Community Vision

Community Vision

Youngplace opened to the public in November 2013. This is the story of how it came to be, with the input of the community.
Artscape Youngplace opened to the public in November 2013. This is the story of how it came to be, with the input of the community.

The building of Youngplace was, for most of its history, a public school. In 2000, the Toronto District School Board (TDSB) shut down the school at 180 Shaw Street and transferred the school’s operations to the neighbouring Givins/Shaw Public School. The building sat empty until 2006, when the Toronto District School Board hired Artscape to conduct a feasibility study of its potential reuse. This study, which included extensive community consultation, demonstrated strong community support for re-purposing the site as community cultural hub. It indicated that cultural assets, heritage preservation, environmental leadership, educational programming and community partnerships could be brought together in a unique way to transform the Shaw building into a dynamic hub of creative activity and learning.

 

After the feasibility study process, we began a series of consultations that engaged a broad range of community stakeholders to generate a new vision for the building that integrated creativity, community and learning. Five focus groups held between 2006 and 2007 made up a large part of this consultation phase. In these focus groups, participants discussed the overall study process as well as their perceptions of priorities, opportunities, challenges and concerns with the building’s potential re-purposing.

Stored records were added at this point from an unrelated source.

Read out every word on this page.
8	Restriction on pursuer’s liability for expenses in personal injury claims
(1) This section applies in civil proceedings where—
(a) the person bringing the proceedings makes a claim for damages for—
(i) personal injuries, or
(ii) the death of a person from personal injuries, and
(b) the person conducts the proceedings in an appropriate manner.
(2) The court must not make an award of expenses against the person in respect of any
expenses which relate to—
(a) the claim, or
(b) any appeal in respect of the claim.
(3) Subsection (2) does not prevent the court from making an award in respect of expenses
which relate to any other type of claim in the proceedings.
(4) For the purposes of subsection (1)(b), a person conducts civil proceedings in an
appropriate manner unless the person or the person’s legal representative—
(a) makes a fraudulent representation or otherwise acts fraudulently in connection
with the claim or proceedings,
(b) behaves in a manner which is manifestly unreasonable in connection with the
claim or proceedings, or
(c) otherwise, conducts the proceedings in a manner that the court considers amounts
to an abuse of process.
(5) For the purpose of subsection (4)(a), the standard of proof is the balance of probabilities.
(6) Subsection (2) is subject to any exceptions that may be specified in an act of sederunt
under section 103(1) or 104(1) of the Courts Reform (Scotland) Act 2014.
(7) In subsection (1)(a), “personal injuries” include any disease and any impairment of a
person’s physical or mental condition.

This process led to the articulation of several common themes:
The re-developed Shaw Street School will be a place where…
  • A passion for learning is fueled by arts and culture
  • Ideas are cultivated through commitment to openness, diversity and tolerance
  • Connectivity fostered through a strong sense of community interaction
  • Environmental stewardship is encourage through innovative design and operations
  • Identity is reflective of the Queen West artistic ethos

These characteristics will be nurtured through a program of spaces that…
  • Facilitates collaboration, experimentation and cross-pollination
  • Respect and enhance the heritage integrity of the building
  • Are shared, safe, accessible and inspiring
  • Respect the flexibility required for the creative process
  • Generate opportunities for community engagement

Artscape proposed the Founding Vision for the Shaw Street Centre based on these shared themes. In December 2010, Artscape concluded its purchase of the Shaw Street School from the TDSB and the Toronto Lands Corporation.

 

Today, Arthubs holds a majority equity position in the building legally owned by Toronto Standard Condominium Corporation No. 2397 (“TSCC 2397”, carrying on business as “Youngplace”). TSCC 2397 is governed by a Board of Directors, composed of members designated by Arthubs and other equity stakeholders, each of whom owns a percentage interest in the property. Arthubs oversees and delivers the physical property maintenance and upkeep and ensures that the community vision for the building is upheld in its operations.

 

Youngplace balances the needs of the arts community with the needs of the local community, to achieve this shared vision.